Наконец, с первым глобусом (1490) и изобретением проекции Меркатора примерно в то же самое время возникает и третье измерение картографии, которое тут же указывает на то, что сегодня мы могли бы назвать природой кодов репрезентации, то есть на внутренние структуры различных медиа, на вмешательство в более наивные миметические концепции картографирования совершенно нового фундаментального вопроса о языках самой репрезентации, особенно неразрешимой (и едва ли не гейзенберговой) дилеммы переноса изогнутого пространства на плоские карты. В этот момент становится ясно, что не может быть истинных карт (и в то же время становится ясно, что возможен научный прогресс или даже диалектическое продвижение в разные исторические моменты картографирования).
Если переложить теперь все это на совершенно иную проблематику альтюссеровского определения идеологии, стоило бы выделить два пункта. Первый состоит в том, что сегодня альтюссеровское понятие позволяет нам заново продумать эти специальные географические или картографические вопросы в категориях социального пространства — например, в категориях социального класса и национального или интернационального контекста, в категориях того, как все мы по необходимости также составляем когнитивные карты нашего индивидуального отношения к локальным, национальным или международным классовым реалиям. Однако переформулировать таким образом проблему — значит также столкнуться вплотную с теми самыми сложностями в картографировании, которые заданы — в возвышенной и своеобразной манере — самим глобальным пространством постмодернистского или мультинационального момента, который мы обсуждаем. Это не просто теоретические проблемы; у них есть насущные практические и политические следствия, что очевидно по привычным для жителей первого мира ощущениям, что экзистенциально (или «эмпирически») они действительно живут в «постиндустриальном обществе», в котором исчезло традиционное производство и в котором больше нет общественных классов классического типа — убеждение, оказывающее непосредственное воздействие на политический праксис.

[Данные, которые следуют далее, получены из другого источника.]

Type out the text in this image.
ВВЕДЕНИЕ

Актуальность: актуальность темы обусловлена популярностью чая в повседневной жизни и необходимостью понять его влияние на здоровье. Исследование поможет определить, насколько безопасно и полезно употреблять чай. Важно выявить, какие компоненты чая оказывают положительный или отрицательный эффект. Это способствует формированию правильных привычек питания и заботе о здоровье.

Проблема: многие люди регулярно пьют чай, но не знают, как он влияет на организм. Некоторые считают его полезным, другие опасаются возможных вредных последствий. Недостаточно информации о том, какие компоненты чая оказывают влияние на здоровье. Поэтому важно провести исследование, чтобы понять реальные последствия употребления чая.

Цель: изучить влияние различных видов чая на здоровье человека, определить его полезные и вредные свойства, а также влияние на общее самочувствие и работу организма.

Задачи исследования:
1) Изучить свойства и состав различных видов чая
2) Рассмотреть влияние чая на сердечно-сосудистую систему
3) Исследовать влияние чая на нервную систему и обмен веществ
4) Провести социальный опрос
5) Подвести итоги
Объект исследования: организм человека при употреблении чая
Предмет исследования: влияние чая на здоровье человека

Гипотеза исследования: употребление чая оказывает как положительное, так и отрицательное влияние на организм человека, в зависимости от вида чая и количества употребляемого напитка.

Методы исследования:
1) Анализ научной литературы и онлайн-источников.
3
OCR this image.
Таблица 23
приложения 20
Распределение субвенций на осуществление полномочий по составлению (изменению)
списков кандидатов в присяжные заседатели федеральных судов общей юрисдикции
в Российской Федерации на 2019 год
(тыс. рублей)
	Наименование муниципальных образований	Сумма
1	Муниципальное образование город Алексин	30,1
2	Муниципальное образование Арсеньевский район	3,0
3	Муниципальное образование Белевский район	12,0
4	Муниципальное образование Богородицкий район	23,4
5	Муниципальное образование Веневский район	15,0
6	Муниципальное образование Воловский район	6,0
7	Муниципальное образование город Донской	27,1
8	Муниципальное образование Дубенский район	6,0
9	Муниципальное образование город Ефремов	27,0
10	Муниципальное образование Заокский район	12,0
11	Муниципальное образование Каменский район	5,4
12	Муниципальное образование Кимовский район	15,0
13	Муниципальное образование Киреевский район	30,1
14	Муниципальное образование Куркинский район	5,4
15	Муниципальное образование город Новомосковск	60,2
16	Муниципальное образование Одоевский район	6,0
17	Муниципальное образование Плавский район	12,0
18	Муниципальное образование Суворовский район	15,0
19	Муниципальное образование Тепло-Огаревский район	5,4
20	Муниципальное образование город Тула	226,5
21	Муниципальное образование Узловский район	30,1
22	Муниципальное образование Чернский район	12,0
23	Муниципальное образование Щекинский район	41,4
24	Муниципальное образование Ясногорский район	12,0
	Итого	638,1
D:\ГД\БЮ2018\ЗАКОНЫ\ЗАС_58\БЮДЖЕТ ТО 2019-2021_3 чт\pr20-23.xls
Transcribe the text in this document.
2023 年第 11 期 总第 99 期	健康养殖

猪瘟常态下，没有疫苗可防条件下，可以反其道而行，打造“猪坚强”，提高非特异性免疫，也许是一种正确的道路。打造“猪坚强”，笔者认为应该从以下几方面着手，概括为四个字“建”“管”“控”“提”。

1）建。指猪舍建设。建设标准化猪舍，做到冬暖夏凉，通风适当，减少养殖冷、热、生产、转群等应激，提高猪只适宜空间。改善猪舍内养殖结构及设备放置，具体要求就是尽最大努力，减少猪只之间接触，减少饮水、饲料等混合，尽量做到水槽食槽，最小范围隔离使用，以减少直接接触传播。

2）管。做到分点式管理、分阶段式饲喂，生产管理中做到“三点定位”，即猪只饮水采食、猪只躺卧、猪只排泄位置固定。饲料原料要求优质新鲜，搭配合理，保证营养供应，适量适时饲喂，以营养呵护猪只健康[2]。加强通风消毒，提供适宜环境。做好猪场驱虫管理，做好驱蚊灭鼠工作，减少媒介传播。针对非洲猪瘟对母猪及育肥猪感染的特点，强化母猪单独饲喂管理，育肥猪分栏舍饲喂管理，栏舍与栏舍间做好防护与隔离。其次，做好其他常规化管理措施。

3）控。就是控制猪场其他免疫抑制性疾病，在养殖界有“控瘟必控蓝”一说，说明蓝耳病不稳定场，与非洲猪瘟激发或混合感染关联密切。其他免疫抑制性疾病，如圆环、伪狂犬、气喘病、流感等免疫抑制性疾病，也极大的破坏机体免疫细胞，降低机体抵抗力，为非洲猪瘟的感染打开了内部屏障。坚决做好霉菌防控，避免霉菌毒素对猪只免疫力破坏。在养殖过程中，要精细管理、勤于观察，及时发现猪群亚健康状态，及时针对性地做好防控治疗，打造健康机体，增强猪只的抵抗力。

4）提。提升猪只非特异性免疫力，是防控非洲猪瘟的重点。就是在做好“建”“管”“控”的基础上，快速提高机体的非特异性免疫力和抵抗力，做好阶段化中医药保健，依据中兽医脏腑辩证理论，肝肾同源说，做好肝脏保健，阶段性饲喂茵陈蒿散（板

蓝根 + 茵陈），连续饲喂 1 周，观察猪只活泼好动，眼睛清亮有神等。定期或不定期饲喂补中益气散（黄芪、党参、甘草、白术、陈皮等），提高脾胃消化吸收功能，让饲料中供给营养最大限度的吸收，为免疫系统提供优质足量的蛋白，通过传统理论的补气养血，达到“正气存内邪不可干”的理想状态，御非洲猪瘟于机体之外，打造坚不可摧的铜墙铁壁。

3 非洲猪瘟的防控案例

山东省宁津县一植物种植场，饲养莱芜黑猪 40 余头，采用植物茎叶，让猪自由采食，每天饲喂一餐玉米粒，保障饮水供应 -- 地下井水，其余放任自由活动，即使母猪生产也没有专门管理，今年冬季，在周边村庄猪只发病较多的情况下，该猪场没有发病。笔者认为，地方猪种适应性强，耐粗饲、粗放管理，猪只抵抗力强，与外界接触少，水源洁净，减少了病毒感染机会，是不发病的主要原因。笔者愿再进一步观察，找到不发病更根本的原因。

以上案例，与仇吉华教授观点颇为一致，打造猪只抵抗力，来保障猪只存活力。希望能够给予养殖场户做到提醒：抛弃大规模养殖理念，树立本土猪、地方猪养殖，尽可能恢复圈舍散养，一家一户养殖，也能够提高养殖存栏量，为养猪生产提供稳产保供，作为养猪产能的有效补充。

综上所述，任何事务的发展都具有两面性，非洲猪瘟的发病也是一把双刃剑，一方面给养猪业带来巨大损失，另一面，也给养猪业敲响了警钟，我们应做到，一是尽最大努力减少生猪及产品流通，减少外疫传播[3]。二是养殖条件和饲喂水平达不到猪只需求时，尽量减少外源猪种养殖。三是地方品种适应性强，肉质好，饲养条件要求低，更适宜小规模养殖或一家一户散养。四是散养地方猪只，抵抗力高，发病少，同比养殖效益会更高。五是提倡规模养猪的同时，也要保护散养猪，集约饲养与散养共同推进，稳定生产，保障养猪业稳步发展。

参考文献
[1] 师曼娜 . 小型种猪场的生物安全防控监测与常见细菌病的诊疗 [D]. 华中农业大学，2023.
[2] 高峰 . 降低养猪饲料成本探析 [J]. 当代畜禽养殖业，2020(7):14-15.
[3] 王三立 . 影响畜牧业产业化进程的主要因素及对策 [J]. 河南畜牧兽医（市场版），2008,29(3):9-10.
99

Второй пункт состоит в том, что возвращение к лакановской подкладке теории Альтюссера может дать нам возможность полезного и многообещающего методологического расширения. Формулировка Альтюссера заново мобилизует старое и ставшее уже классическим Марксово различие межу наукой и идеологией, которое имеет кое-какую ценность для нас и сегодня. Экзистенциальное — позиционирование отдельного субъекта, опыт повседневной жизни, монадическая «точка зрения» на мир, которой мы по необходимости, будучи биологическими субъектами, ограничены — в формуле Альтюссера неявно противопоставлена царству абстрактного знания, которое, как напоминает нам Лакан, никогда не полагается внутри какого-либо субъекта и актуализируется не им, но скорее той структурной пустотой, которая названа
Однако лакановская система является трехсторонней, а не дуалистической. Марксовому и альтюссеровскому противопоставлению идеологии и науки соответствуют только две из трех лакановских функций, а именно Воображаемое и, соответственно, Реальное. Но наше отступление о картографии с этим последним соображением о собственно репрезентационной диалектике кодов и способностей отдельных языков или медиа напоминает нам о том, что до сего момента мы упускали из виду собственно лакановское Символическое.